Manifestation.
Tous me semblait normal.
J'étais là à parler réforme avec Marin devant le blocus que formait trois nanas. "Non au sur effectif" criait leur banderole de tissu. Cette maigre rébellion faisait peine à voir. Je tentais un passage, on me barrait la route. Mon prof d'histoire se pointa à ce moment là et défonça le tas en deux ou trois coups de jambes, je choisis de lui emboîter le pas pensant gueuler quelque chose comme "J'ai mon BAC dans deux mois" histoire de faire bien. Je passais la grille malgré moi et filais bouquiner dans les couloirs du bâtiment E. Un blocus de plus. Et pourtant cela ne servirait à rien. Personne ne semblait y attacher grandes importances à ces réformes.
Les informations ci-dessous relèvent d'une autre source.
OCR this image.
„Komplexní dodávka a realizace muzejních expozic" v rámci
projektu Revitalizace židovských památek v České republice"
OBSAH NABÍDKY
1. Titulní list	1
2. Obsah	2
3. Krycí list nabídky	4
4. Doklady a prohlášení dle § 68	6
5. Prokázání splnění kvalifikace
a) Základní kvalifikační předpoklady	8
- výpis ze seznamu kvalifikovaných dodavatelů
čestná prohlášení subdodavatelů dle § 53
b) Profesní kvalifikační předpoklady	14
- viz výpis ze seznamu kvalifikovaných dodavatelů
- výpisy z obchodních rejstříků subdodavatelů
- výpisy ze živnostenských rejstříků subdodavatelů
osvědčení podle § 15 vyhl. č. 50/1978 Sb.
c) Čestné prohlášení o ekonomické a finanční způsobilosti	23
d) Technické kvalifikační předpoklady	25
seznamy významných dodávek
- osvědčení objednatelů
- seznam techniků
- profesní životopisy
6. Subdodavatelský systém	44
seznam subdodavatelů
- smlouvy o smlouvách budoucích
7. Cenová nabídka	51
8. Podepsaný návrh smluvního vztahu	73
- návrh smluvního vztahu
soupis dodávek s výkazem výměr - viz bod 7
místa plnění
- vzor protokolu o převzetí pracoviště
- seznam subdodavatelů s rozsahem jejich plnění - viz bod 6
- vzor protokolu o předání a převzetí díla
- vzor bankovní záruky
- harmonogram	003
De toutes manières, on nous avait dit que nous n'étions pas concerné. Alors tant pis...
Nous étions trois ou quatre à attendre tout bêtement devant la salle de cours, lorsque mon portable vibra. Derrière le bruit des hurlements je crus reconnaître la voix de Darling qui me gueulait de redescendre devant le lycée au plus vite. Avec les autres nous dévalâmes les escaliers, esquivant la salle des profs. Au loin nous entendions déjà un bourdonnement sourd. Nous nous approchâmes, la proviseur était de sortie (pour une fois) et tentait en vain de retenir les malheureux qui s'efforçaient de ressortir tant bien que mal. Je faisais partie du lot, et avec quelques autres évadés nous nous glissâmes à l'extérieur...
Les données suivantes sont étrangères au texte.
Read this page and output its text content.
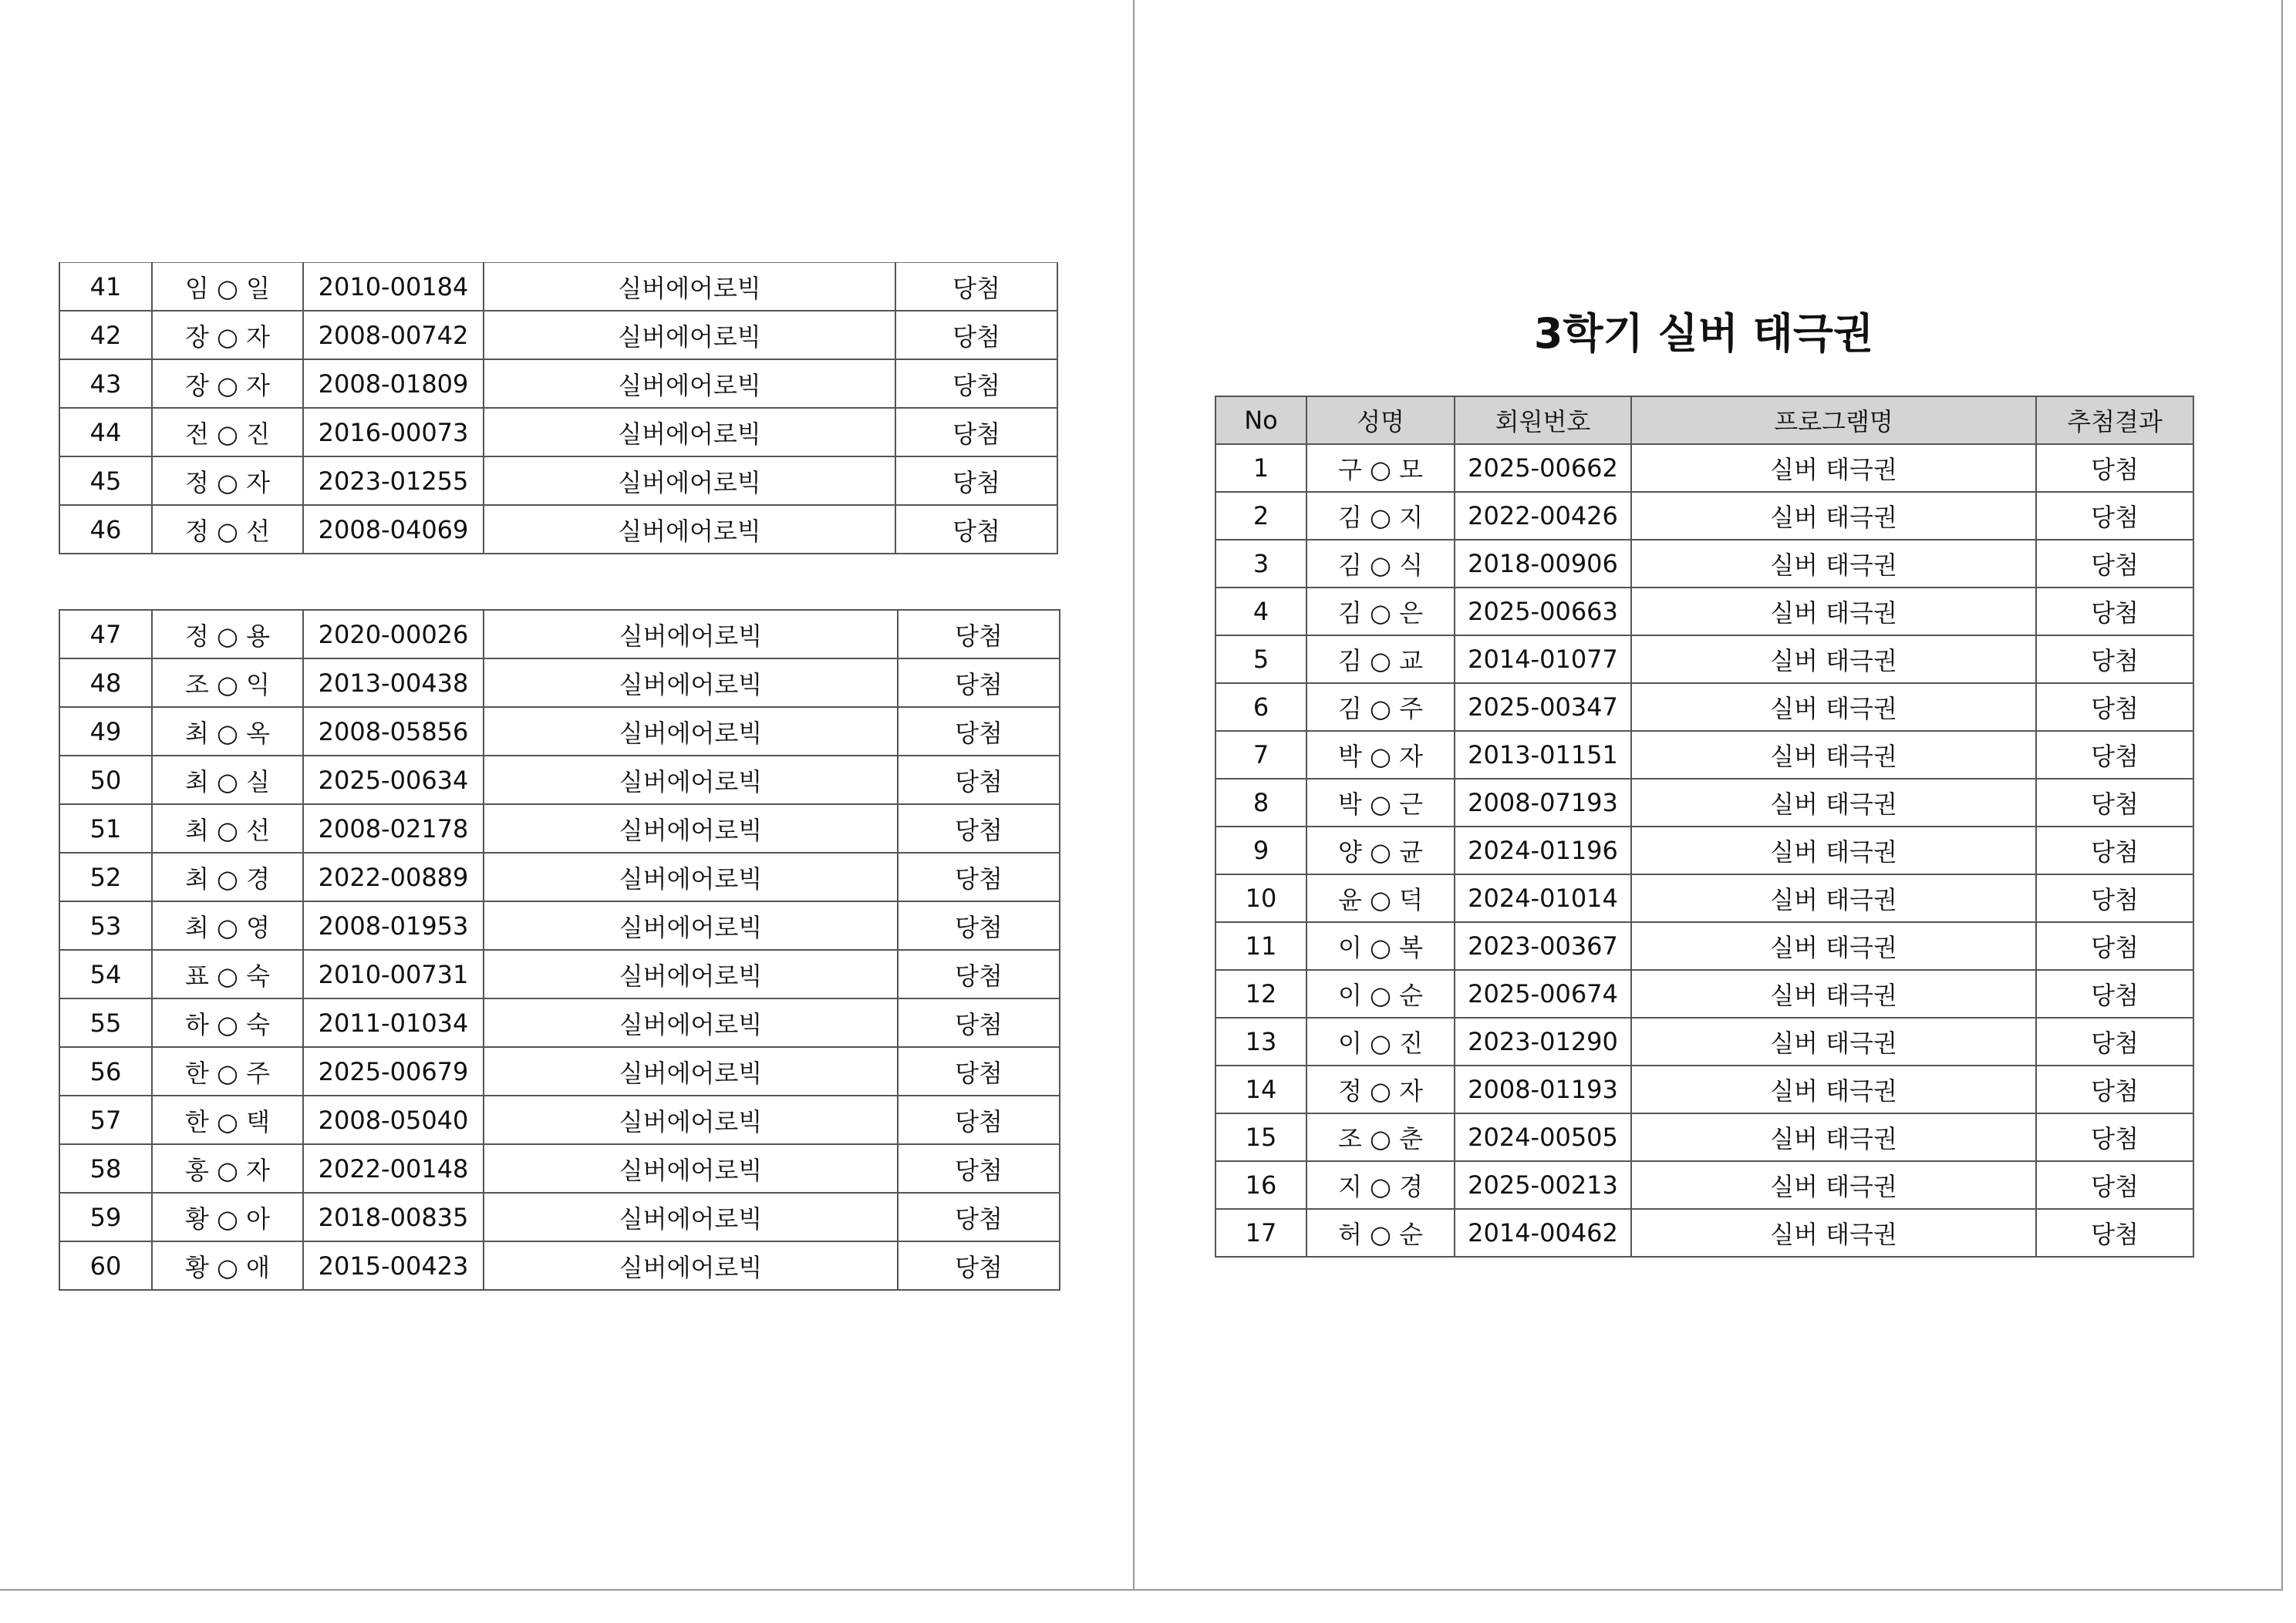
41	임 ○ 일	2010-00184	실버에어로빅	당첨
42	장 ○ 자	2008-00742	실버에어로빅	당첨
43	장 ○ 자	2008-01809	실버에어로빅	당첨
44	전 ○ 진	2016-00073	실버에어로빅	당첨
45	정 ○ 자	2023-01255	실버에어로빅	당첨
46	정 ○ 선	2008-04069	실버에어로빅	당첨
47	정 ○ 용	2020-00026	실버에어로빅	당첨
48	조 ○ 익	2013-00438	실버에어로빅	당첨
49	최 ○ 옥	2008-05856	실버에어로빅	당첨
50	최 ○ 실	2025-00634	실버에어로빅	당첨
51	최 ○ 선	2008-02178	실버에어로빅	당첨
52	최 ○ 경	2022-00889	실버에어로빅	당첨
53	최 ○ 영	2008-01953	실버에어로빅	당첨
54	표 ○ 숙	2010-00731	실버에어로빅	당첨
55	하 ○ 숙	2011-01034	실버에어로빅	당첨
56	한 ○ 주	2025-00679	실버에어로빅	당첨
57	한 ○ 택	2008-05040	실버에어로빅	당첨
58	홍 ○ 자	2022-00148	실버에어로빅	당첨
59	황 ○ 아	2018-00835	실버에어로빅	당첨
60	황 ○ 애	2015-00423	실버에어로빅	당첨
3학기 실버 태극권
No	성명	회원번호	프로그램명	추첨결과
1	구 ○ 모	2025-00662	실버 태극권	당첨
2	김 ○ 지	2022-00426	실버 태극권	당첨
3	김 ○ 식	2018-00906	실버 태극권	당첨
4	김 ○ 은	2025-00663	실버 태극권	당첨
5	김 ○ 교	2014-01077	실버 태극권	당첨
6	김 ○ 주	2025-00347	실버 태극권	당첨
7	박 ○ 자	2013-01151	실버 태극권	당첨
8	박 ○ 근	2008-07193	실버 태극권	당첨
9	양 ○ 균	2024-01196	실버 태극권	당첨
10	윤 ○ 덕	2024-01014	실버 태극권	당첨
11	이 ○ 복	2023-00367	실버 태극권	당첨
12	이 ○ 순	2025-00674	실버 태극권	당첨
13	이 ○ 진	2023-01290	실버 태극권	당첨
14	정 ○ 자	2008-01193	실버 태극권	당첨
15	조 ○ 춘	2024-00505	실버 태극권	당첨
16	지 ○ 경	2025-00213	실버 태극권	당첨
17	허 ○ 순	2014-00462	실버 태극권	당첨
Dehors le bordel était monstre. La majorité des élèves, ayant amassés des poubelles, bouchaient l'entrée et gueulaient comme des porcs en frappant sur ces tam-tams provisoires. Accrochés les uns aux autres, nous retrouvâmes quelques connaissances auxquelles nous restâmes collés un certain temps. Bientôt, un grand brun grimpa sur les poubelles et nous gueula : "Tous à Couperin dans 10 minutes"...
Ainsi, et 10 minutes plus tard, plus de 200 élèves survoltés entamaient une descente vers la gare. La proviseur ne tarda pas à appeler les flics lorsqu'un gosse ressorti de la foule le visage et les mains en sang. Ces Objets Volants Non Identifiés qui filaient au dessus de nos tête depuis déjà 5 minutes étaient en réalité des gravas que nous balançaient des petits connards...
Une bonne chose pour ces casseurs qui non seulement en plus de se défouler, allaient pouvoir nous vider les poches pendant que nous manifesterions gentiment. Pas de quoi vous affoler si vous ne porter pas un de ces EastPak très répandus puisque en général, les petites poches de ce sac sont les plus accessibles pour eux.
Finalement manifester avait un point positif. Mieux que la religion, la manifestation rassemblait des hommes leur permettant d'exprimer en coeur des idées communes de façon légale. En une journée, je n'avais jamais vu autant de monde s'entre aider. Des nanas qui troquaient escarpins contre baskets pourries, aux mecs qui sortaient leur mouchoir pour des cheveux collants d'oeufs... Le tableau avait de quoi faire sourire.